When it comes to mastering the art of saying no, Keller explains there are often a few mental hurdles to clear. Here are some of them:
- Drop the idea that everything matters equally: the older we get, the more tasks and priorities are piled onto our plates. We feel there’s so much that ‘must’ get done. We run the risk of believing they’re all equally important/urgent. But the squeaky wheel shouldn’t keep getting the grease – usually, the quieter things need the most TLC. Identify and carve out dedicated time for your ‘One Thing’ each day. Protect it fiercely.
- Learn to say ‘later’ or ‘never’: until your most important work is done, it’s pivotal to say no. The ‘no’ can be dressed up in however you see fit – delegating, negotiating, respectfully declining. The important thing is, if there’s a chance saying yes could derail you, be wary. Every time you say yes, you incur a very real cost. Not just in time, but in a more important resource – energy.
- Embrace the chaos of no: the more you address what is truly important, the more pressure will mount for you to address everything you’ve put on hold. Not that you should neglect important responsibilities in your life, just don’t be a victim of circumstance. Get uncomfortable with a little chaos here and there. Let it build up around you while you focus on your most important work.
Here’s My One Thing
Right now, my ‘One Thing’ is helping people find work they find energising. I want them to wake up and truly look forward to the day ahead. And to feel they have so much to give that they don’t even know where to start.
Is that too much to ask?
In my career as a doctor, I used to think so.
I would wake up feeling dread, anxiety or even apathy for my work. Being a hardworking person, I couldn’t understand why I felt this way.

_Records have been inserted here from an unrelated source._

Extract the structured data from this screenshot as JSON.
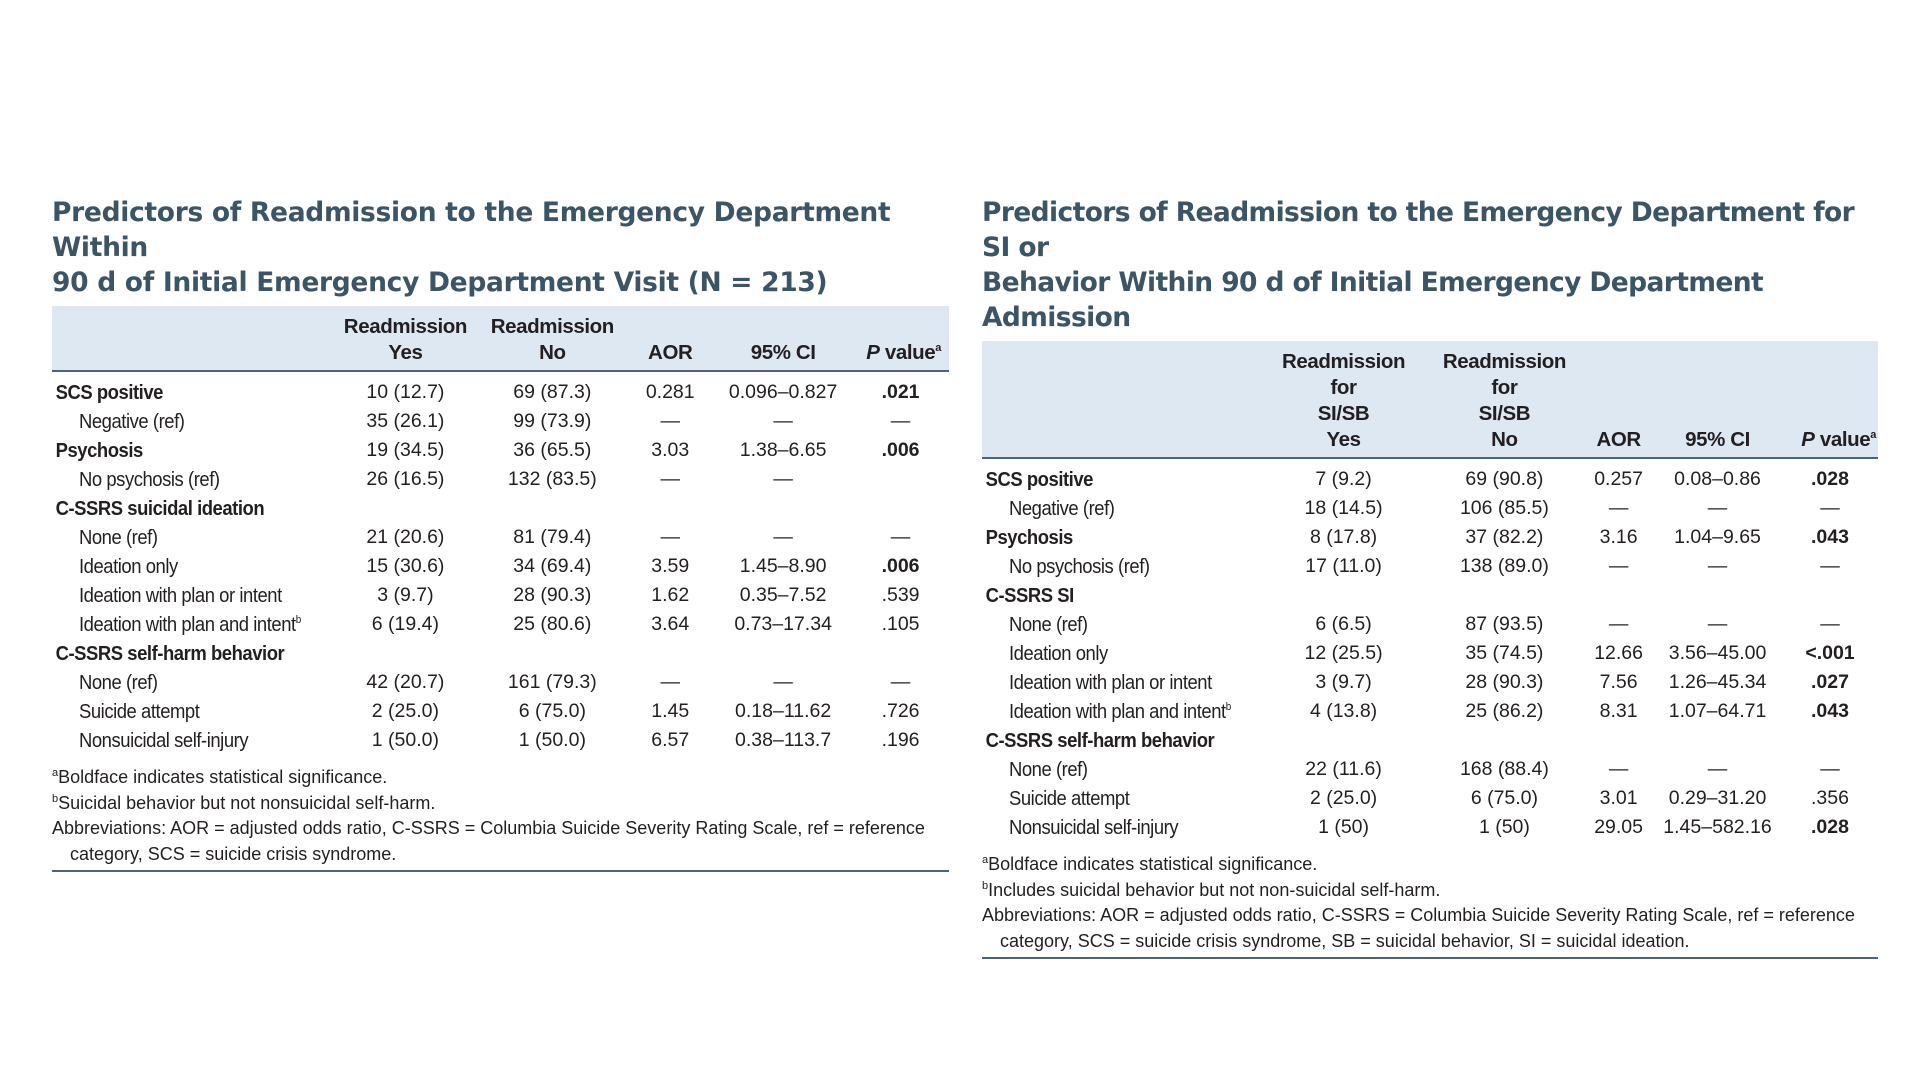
{
  "left": {
    "title_line1": "Predictors of Readmission to the Emergency Department Within",
    "title_line2": "90 d of Initial Emergency Department Visit (N = 213)",
    "headers": {
      "col1": [
        "Readmission",
        "Yes"
      ],
      "col2": [
        "Readmission",
        "No"
      ],
      "col3": "AOR",
      "col4": "95% CI",
      "col5_main": "P",
      "col5_rest": " value",
      "col5_sup": "a"
    },
    "rows": [
      {
        "label": "SCS positive",
        "kind": "head",
        "yes": "10 (12.7)",
        "no": "69 (87.3)",
        "aor": "0.281",
        "ci": "0.096–0.827",
        "p": ".021",
        "bold": true
      },
      {
        "label": "Negative (ref)",
        "kind": "sub",
        "yes": "35 (26.1)",
        "no": "99 (73.9)",
        "aor": "—",
        "ci": "—",
        "p": "—",
        "bold": false
      },
      {
        "label": "Psychosis",
        "kind": "head",
        "yes": "19 (34.5)",
        "no": "36 (65.5)",
        "aor": "3.03",
        "ci": "1.38–6.65",
        "p": ".006",
        "bold": true
      },
      {
        "label": "No psychosis (ref)",
        "kind": "sub",
        "yes": "26 (16.5)",
        "no": "132 (83.5)",
        "aor": "—",
        "ci": "—",
        "p": "",
        "bold": false
      },
      {
        "label": "C-SSRS suicidal ideation",
        "kind": "head",
        "yes": "",
        "no": "",
        "aor": "",
        "ci": "",
        "p": "",
        "bold": false
      },
      {
        "label": "None (ref)",
        "kind": "sub",
        "yes": "21 (20.6)",
        "no": "81 (79.4)",
        "aor": "—",
        "ci": "—",
        "p": "—",
        "bold": false
      },
      {
        "label": "Ideation only",
        "kind": "sub",
        "yes": "15 (30.6)",
        "no": "34 (69.4)",
        "aor": "3.59",
        "ci": "1.45–8.90",
        "p": ".006",
        "bold": true
      },
      {
        "label": "Ideation with plan or intent",
        "kind": "sub",
        "yes": "3 (9.7)",
        "no": "28 (90.3)",
        "aor": "1.62",
        "ci": "0.35–7.52",
        "p": ".539",
        "bold": false
      },
      {
        "label": "Ideation with plan and intent",
        "sup": "b",
        "kind": "sub",
        "yes": "6 (19.4)",
        "no": "25 (80.6)",
        "aor": "3.64",
        "ci": "0.73–17.34",
        "p": ".105",
        "bold": false
      },
      {
        "label": "C-SSRS self-harm behavior",
        "kind": "head",
        "yes": "",
        "no": "",
        "aor": "",
        "ci": "",
        "p": "",
        "bold": false
      },
      {
        "label": "None (ref)",
        "kind": "sub",
        "yes": "42 (20.7)",
        "no": "161 (79.3)",
        "aor": "—",
        "ci": "—",
        "p": "—",
        "bold": false
      },
      {
        "label": "Suicide attempt",
        "kind": "sub",
        "yes": "2 (25.0)",
        "no": "6 (75.0)",
        "aor": "1.45",
        "ci": "0.18–11.62",
        "p": ".726",
        "bold": false
      },
      {
        "label": "Nonsuicidal self-injury",
        "kind": "sub",
        "yes": "1 (50.0)",
        "no": "1 (50.0)",
        "aor": "6.57",
        "ci": "0.38–113.7",
        "p": ".196",
        "bold": false
      }
    ],
    "footnote_a_mark": "a",
    "footnote_a": "Boldface indicates statistical significance.",
    "footnote_b_mark": "b",
    "footnote_b": "Suicidal behavior but not nonsuicidal self-harm.",
    "abbrev_line1": "Abbreviations: AOR = adjusted odds ratio, C-SSRS = Columbia Suicide Severity Rating Scale, ref = reference",
    "abbrev_line2": "category, SCS = suicide crisis syndrome."
  },
  "right": {
    "title_line1": "Predictors of Readmission to the Emergency Department for SI or",
    "title_line2": "Behavior Within 90 d of Initial Emergency Department Admission",
    "headers": {
      "col1": [
        "Readmission for",
        "SI/SB",
        "Yes"
      ],
      "col2": [
        "Readmission for",
        "SI/SB",
        "No"
      ],
      "col3": "AOR",
      "col4": "95% CI",
      "col5_main": "P",
      "col5_rest": " value",
      "col5_sup": "a"
    },
    "rows": [
      {
        "label": "SCS positive",
        "kind": "head",
        "yes": "7 (9.2)",
        "no": "69 (90.8)",
        "aor": "0.257",
        "ci": "0.08–0.86",
        "p": ".028",
        "bold": true
      },
      {
        "label": "Negative (ref)",
        "kind": "sub",
        "yes": "18 (14.5)",
        "no": "106 (85.5)",
        "aor": "—",
        "ci": "—",
        "p": "—",
        "bold": false
      },
      {
        "label": "Psychosis",
        "kind": "head",
        "yes": "8 (17.8)",
        "no": "37 (82.2)",
        "aor": "3.16",
        "ci": "1.04–9.65",
        "p": ".043",
        "bold": true
      },
      {
        "label": "No psychosis (ref)",
        "kind": "sub",
        "yes": "17 (11.0)",
        "no": "138 (89.0)",
        "aor": "—",
        "ci": "—",
        "p": "—",
        "bold": false
      },
      {
        "label": "C-SSRS SI",
        "kind": "head",
        "yes": "",
        "no": "",
        "aor": "",
        "ci": "",
        "p": "",
        "bold": false
      },
      {
        "label": "None (ref)",
        "kind": "sub",
        "yes": "6 (6.5)",
        "no": "87 (93.5)",
        "aor": "—",
        "ci": "—",
        "p": "—",
        "bold": false
      },
      {
        "label": "Ideation only",
        "kind": "sub",
        "yes": "12 (25.5)",
        "no": "35 (74.5)",
        "aor": "12.66",
        "ci": "3.56–45.00",
        "p": "<.001",
        "bold": true
      },
      {
        "label": "Ideation with plan or intent",
        "kind": "sub",
        "yes": "3 (9.7)",
        "no": "28 (90.3)",
        "aor": "7.56",
        "ci": "1.26–45.34",
        "p": ".027",
        "bold": true
      },
      {
        "label": "Ideation with plan and intent",
        "sup": "b",
        "kind": "sub",
        "yes": "4 (13.8)",
        "no": "25 (86.2)",
        "aor": "8.31",
        "ci": "1.07–64.71",
        "p": ".043",
        "bold": true
      },
      {
        "label": "C-SSRS self-harm behavior",
        "kind": "head",
        "yes": "",
        "no": "",
        "aor": "",
        "ci": "",
        "p": "",
        "bold": false
      },
      {
        "label": "None (ref)",
        "kind": "sub",
        "yes": "22 (11.6)",
        "no": "168 (88.4)",
        "aor": "—",
        "ci": "—",
        "p": "—",
        "bold": false
      },
      {
        "label": "Suicide attempt",
        "kind": "sub",
        "yes": "2 (25.0)",
        "no": "6 (75.0)",
        "aor": "3.01",
        "ci": "0.29–31.20",
        "p": ".356",
        "bold": false
      },
      {
        "label": "Nonsuicidal self-injury",
        "kind": "sub",
        "yes": "1 (50)",
        "no": "1 (50)",
        "aor": "29.05",
        "ci": "1.45–582.16",
        "p": ".028",
        "bold": true
      }
    ],
    "footnote_a_mark": "a",
    "footnote_a": "Boldface indicates statistical significance.",
    "footnote_b_mark": "b",
    "footnote_b": "Includes suicidal behavior but not non-suicidal self-harm.",
    "abbrev_line1": "Abbreviations: AOR = adjusted odds ratio, C-SSRS = Columbia Suicide Severity Rating Scale, ref = reference",
    "abbrev_line2": "category, SCS = suicide crisis syndrome, SB = suicidal behavior, SI = suicidal ideation."
  }
}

From the outside things were going well, but on the inside I was dying.
I could sense carrying on wasn’t going to release my potential, that my unique blend of strengths was being stifled. I made a commitment to listen to myself and follow my One Thing. And right now, it’s helping people to find theirs.
It took months of deliberation, but I said a firm ‘no’ to medicine, knowing it had never been something I actually wanted, but something I thought would impress others or make them proud.
And it hasn’t been easy, but I’ve continued saying ‘no’ to promising opportunities that have threatened to distract me from building towards that reality.
While the concept of a ‘One Thing’ is a useful tool, don’t get too hung up on there being literally One. You might have two or three things going on – each to their own. I’ve decided that writing and coaching are my ‘One Things’. As long you aren’t spreading yourself too thin, it’s all good. If you can find synergy between your goals, even better.
As I keep taking action and reflecting on my decisions, I fully expect my One Thing to evolve. It may even shift in a completely new direction. The key point is to keep checking-in to see if a course correction is needed.
When it comes to your career, stay curious. Maybe it’ll turn out you want to delve deeper into an area of your existing work. Maybe you’ll realise a 180-degree flip is needed. Or maybe you need to take a long, winding detour before heading back to your original destination later on.
So, what’s your ONE thing?
And to make your One Thing happen, what do you need to say no to?